Baumard: large bunches a long way off ripe even for a dry white wine
Baumard: if all the bunches were like this there would be no need for cryoextraction!
Domaine des Baumard has declared nearly 80hls from this very difficult vintage has already been covered here (English) and ici (Français). In the 2010 and 2011 vintages I can only speculate on the role played by cryoextraction. In 2012 we know that Florent and Jean Baumard picked well below the required minimum degree of ripeness. Therefore it cannot legally be sold as Quarts de Chaume. The minimum required degree of ripeness has to be achieved on the vine and not in the freezer.
It is astonishing and highly regrettable that Domaine des Baumard has attempted to pass off this industrially concentrated sweet wine as Quarts de Chaume, one of France's greatest sweet wine appellations.

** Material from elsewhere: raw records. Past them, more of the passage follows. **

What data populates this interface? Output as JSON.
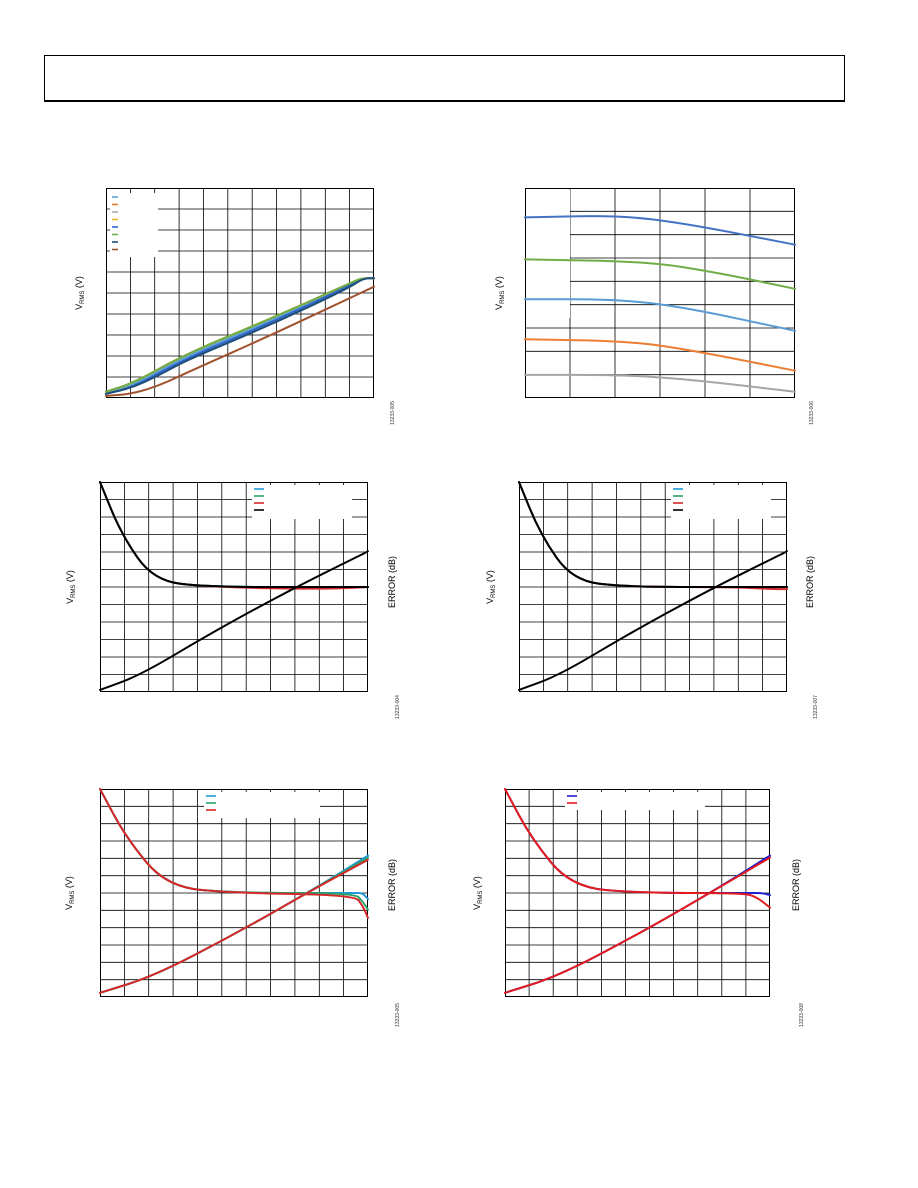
{
  "header": {
    "text": ""
  },
  "charts": [
    {
      "id": "c1",
      "ylabel_main": "V",
      "ylabel_sub": "RMS",
      "ylabel_tail": " (V)",
      "fig_id": "13233-005",
      "series": [
        {
          "color": "#5aa3d6",
          "points": [
            [
              0,
              0.02
            ],
            [
              0.1,
              0.06
            ],
            [
              0.3,
              0.2
            ],
            [
              0.6,
              0.36
            ],
            [
              0.9,
              0.53
            ],
            [
              0.96,
              0.57
            ],
            [
              1,
              0.57
            ]
          ]
        },
        {
          "color": "#e07b2a",
          "points": [
            [
              0,
              0.03
            ],
            [
              0.1,
              0.07
            ],
            [
              0.3,
              0.21
            ],
            [
              0.6,
              0.37
            ],
            [
              0.9,
              0.54
            ],
            [
              0.95,
              0.57
            ],
            [
              1,
              0.57
            ]
          ]
        },
        {
          "color": "#aaaaaa",
          "points": [
            [
              0,
              0.03
            ],
            [
              0.1,
              0.07
            ],
            [
              0.3,
              0.21
            ],
            [
              0.6,
              0.37
            ],
            [
              0.9,
              0.54
            ],
            [
              0.95,
              0.57
            ],
            [
              1,
              0.57
            ]
          ]
        },
        {
          "color": "#e8b820",
          "points": [
            [
              0,
              0.03
            ],
            [
              0.1,
              0.07
            ],
            [
              0.3,
              0.21
            ],
            [
              0.6,
              0.37
            ],
            [
              0.9,
              0.54
            ],
            [
              0.95,
              0.57
            ],
            [
              1,
              0.57
            ]
          ]
        },
        {
          "color": "#3366cc",
          "points": [
            [
              0,
              0.02
            ],
            [
              0.1,
              0.05
            ],
            [
              0.3,
              0.19
            ],
            [
              0.6,
              0.35
            ],
            [
              0.9,
              0.53
            ],
            [
              0.96,
              0.57
            ],
            [
              1,
              0.57
            ]
          ]
        },
        {
          "color": "#70ad47",
          "points": [
            [
              0,
              0.03
            ],
            [
              0.1,
              0.07
            ],
            [
              0.3,
              0.21
            ],
            [
              0.6,
              0.37
            ],
            [
              0.9,
              0.54
            ],
            [
              0.95,
              0.57
            ],
            [
              1,
              0.57
            ]
          ]
        },
        {
          "color": "#1f4e79",
          "points": [
            [
              0,
              0.02
            ],
            [
              0.1,
              0.05
            ],
            [
              0.2,
              0.11
            ],
            [
              0.3,
              0.18
            ],
            [
              0.6,
              0.34
            ],
            [
              0.9,
              0.52
            ],
            [
              0.96,
              0.57
            ],
            [
              1,
              0.57
            ]
          ]
        },
        {
          "color": "#a0522d",
          "points": [
            [
              0,
              0.01
            ],
            [
              0.1,
              0.02
            ],
            [
              0.2,
              0.06
            ],
            [
              0.3,
              0.12
            ],
            [
              0.6,
              0.29
            ],
            [
              0.9,
              0.47
            ],
            [
              1,
              0.53
            ]
          ]
        }
      ]
    },
    {
      "id": "c2",
      "ylabel_main": "V",
      "ylabel_sub": "RMS",
      "ylabel_tail": " (V)",
      "fig_id": "13233-006",
      "series": [
        {
          "color": "#4472c4",
          "points": [
            [
              0,
              0.86
            ],
            [
              0.35,
              0.87
            ],
            [
              0.6,
              0.83
            ],
            [
              1,
              0.73
            ]
          ]
        },
        {
          "color": "#70ad47",
          "points": [
            [
              0,
              0.66
            ],
            [
              0.45,
              0.65
            ],
            [
              0.7,
              0.6
            ],
            [
              1,
              0.52
            ]
          ]
        },
        {
          "color": "#5b9bd5",
          "points": [
            [
              0,
              0.47
            ],
            [
              0.35,
              0.47
            ],
            [
              0.6,
              0.43
            ],
            [
              1,
              0.32
            ]
          ]
        },
        {
          "color": "#ed7d31",
          "points": [
            [
              0,
              0.28
            ],
            [
              0.4,
              0.27
            ],
            [
              0.65,
              0.22
            ],
            [
              1,
              0.13
            ]
          ]
        },
        {
          "color": "#a5a5a5",
          "points": [
            [
              0,
              0.11
            ],
            [
              0.35,
              0.11
            ],
            [
              0.6,
              0.09
            ],
            [
              1,
              0.03
            ]
          ]
        }
      ]
    },
    {
      "id": "c3",
      "ylabel_main": "V",
      "ylabel_sub": "RMS",
      "ylabel_tail": " (V)",
      "y2label": "ERROR (dB)",
      "fig_id": "13233-004",
      "series": [
        {
          "color": "#1f9ad6",
          "points": [
            [
              0,
              1
            ],
            [
              0.08,
              0.75
            ],
            [
              0.2,
              0.53
            ],
            [
              0.4,
              0.5
            ],
            [
              0.8,
              0.5
            ],
            [
              1,
              0.5
            ]
          ]
        },
        {
          "color": "#2aa36a",
          "points": [
            [
              0,
              1
            ],
            [
              0.08,
              0.75
            ],
            [
              0.2,
              0.53
            ],
            [
              0.4,
              0.5
            ],
            [
              0.8,
              0.5
            ],
            [
              1,
              0.5
            ]
          ]
        },
        {
          "color": "#d62728",
          "points": [
            [
              0,
              1
            ],
            [
              0.08,
              0.75
            ],
            [
              0.2,
              0.53
            ],
            [
              0.4,
              0.5
            ],
            [
              0.82,
              0.49
            ],
            [
              1,
              0.5
            ]
          ]
        },
        {
          "color": "#000000",
          "points": [
            [
              0,
              1
            ],
            [
              0.08,
              0.75
            ],
            [
              0.2,
              0.53
            ],
            [
              0.4,
              0.5
            ],
            [
              0.8,
              0.5
            ],
            [
              1,
              0.5
            ]
          ]
        },
        {
          "color": "#000000",
          "points": [
            [
              0,
              0.01
            ],
            [
              0.15,
              0.08
            ],
            [
              0.4,
              0.27
            ],
            [
              0.7,
              0.48
            ],
            [
              1,
              0.67
            ]
          ]
        }
      ]
    },
    {
      "id": "c4",
      "ylabel_main": "V",
      "ylabel_sub": "RMS",
      "ylabel_tail": " (V)",
      "y2label": "ERROR (dB)",
      "fig_id": "13233-007",
      "series": [
        {
          "color": "#1f9ad6",
          "points": [
            [
              0,
              1
            ],
            [
              0.08,
              0.75
            ],
            [
              0.2,
              0.53
            ],
            [
              0.4,
              0.5
            ],
            [
              0.8,
              0.5
            ],
            [
              1,
              0.5
            ]
          ]
        },
        {
          "color": "#2aa36a",
          "points": [
            [
              0,
              1
            ],
            [
              0.08,
              0.75
            ],
            [
              0.2,
              0.53
            ],
            [
              0.4,
              0.5
            ],
            [
              0.8,
              0.5
            ],
            [
              1,
              0.5
            ]
          ]
        },
        {
          "color": "#d62728",
          "points": [
            [
              0,
              1
            ],
            [
              0.08,
              0.75
            ],
            [
              0.2,
              0.53
            ],
            [
              0.4,
              0.5
            ],
            [
              0.8,
              0.5
            ],
            [
              0.95,
              0.49
            ],
            [
              1,
              0.49
            ]
          ]
        },
        {
          "color": "#000000",
          "points": [
            [
              0,
              1
            ],
            [
              0.08,
              0.75
            ],
            [
              0.2,
              0.53
            ],
            [
              0.4,
              0.5
            ],
            [
              0.8,
              0.5
            ],
            [
              1,
              0.5
            ]
          ]
        },
        {
          "color": "#000000",
          "points": [
            [
              0,
              0.01
            ],
            [
              0.15,
              0.08
            ],
            [
              0.4,
              0.27
            ],
            [
              0.7,
              0.48
            ],
            [
              1,
              0.67
            ]
          ]
        }
      ]
    },
    {
      "id": "c5",
      "ylabel_main": "V",
      "ylabel_sub": "RMS",
      "ylabel_tail": " (V)",
      "y2label": "ERROR (dB)",
      "fig_id": "13233-005",
      "series": [
        {
          "color": "#1f9ad6",
          "points": [
            [
              0,
              1
            ],
            [
              0.1,
              0.76
            ],
            [
              0.25,
              0.53
            ],
            [
              0.5,
              0.5
            ],
            [
              0.95,
              0.5
            ],
            [
              0.98,
              0.5
            ],
            [
              1,
              0.47
            ]
          ]
        },
        {
          "color": "#2aa36a",
          "points": [
            [
              0,
              1
            ],
            [
              0.1,
              0.76
            ],
            [
              0.25,
              0.53
            ],
            [
              0.5,
              0.5
            ],
            [
              0.95,
              0.5
            ],
            [
              0.98,
              0.46
            ],
            [
              1,
              0.42
            ]
          ]
        },
        {
          "color": "#d62728",
          "points": [
            [
              0,
              1
            ],
            [
              0.1,
              0.76
            ],
            [
              0.25,
              0.53
            ],
            [
              0.5,
              0.5
            ],
            [
              0.95,
              0.49
            ],
            [
              0.98,
              0.44
            ],
            [
              1,
              0.38
            ]
          ]
        },
        {
          "color": "#1f9ad6",
          "points": [
            [
              0,
              0.02
            ],
            [
              0.2,
              0.1
            ],
            [
              0.5,
              0.3
            ],
            [
              0.8,
              0.52
            ],
            [
              1,
              0.68
            ]
          ]
        },
        {
          "color": "#2aa36a",
          "points": [
            [
              0,
              0.02
            ],
            [
              0.2,
              0.1
            ],
            [
              0.5,
              0.3
            ],
            [
              0.8,
              0.52
            ],
            [
              1,
              0.67
            ]
          ]
        },
        {
          "color": "#d62728",
          "points": [
            [
              0,
              0.02
            ],
            [
              0.2,
              0.1
            ],
            [
              0.5,
              0.3
            ],
            [
              0.8,
              0.52
            ],
            [
              1,
              0.66
            ]
          ]
        }
      ]
    },
    {
      "id": "c6",
      "ylabel_main": "V",
      "ylabel_sub": "RMS",
      "ylabel_tail": " (V)",
      "y2label": "ERROR (dB)",
      "fig_id": "13233-008",
      "series": [
        {
          "color": "#1f1fcc",
          "points": [
            [
              0,
              1
            ],
            [
              0.1,
              0.76
            ],
            [
              0.25,
              0.53
            ],
            [
              0.5,
              0.5
            ],
            [
              0.93,
              0.5
            ],
            [
              0.97,
              0.5
            ],
            [
              1,
              0.49
            ]
          ]
        },
        {
          "color": "#e41a1c",
          "points": [
            [
              0,
              1
            ],
            [
              0.1,
              0.76
            ],
            [
              0.25,
              0.53
            ],
            [
              0.5,
              0.5
            ],
            [
              0.9,
              0.5
            ],
            [
              0.95,
              0.48
            ],
            [
              1,
              0.43
            ]
          ]
        },
        {
          "color": "#1f1fcc",
          "points": [
            [
              0,
              0.02
            ],
            [
              0.2,
              0.1
            ],
            [
              0.5,
              0.3
            ],
            [
              0.8,
              0.52
            ],
            [
              1,
              0.68
            ]
          ]
        },
        {
          "color": "#e41a1c",
          "points": [
            [
              0,
              0.02
            ],
            [
              0.2,
              0.1
            ],
            [
              0.5,
              0.3
            ],
            [
              0.8,
              0.52
            ],
            [
              1,
              0.67
            ]
          ]
        }
      ]
    }
  ]
}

ironically he and Florent appear to be determined to undermine its reputation
Very early days of course but I hope that 2013 will be a much easier than 2012 proved to be and that the quality of this year's Quarts de Chaume is similar to that of 2007, 2010 and 2011. Loire vintages ending in '3' have a mixed reputation. 1893, in particular, and 2003 being very good to great vintages, while 1963 being the opposite.
It would be very good news if 2013 proves to be the year that Florent Baumard abandons the high yield practices of the bad days of the 1970s and 1980s and changes his approach to join that of many of his fellow producers in the Coteaux du Layon, who have made such dramatic progress over the past 25 years.
Once again I plan to be in the Loire during the vintage. It would be good to organise a morning or an afternoon in late September or early October for any interested journalists in the area at the time to visit the Quarts de Chaume to see how the grapes are progessing and prospects for the vintage in the presence of as many producers, including I hope Florent Baumard, as possible.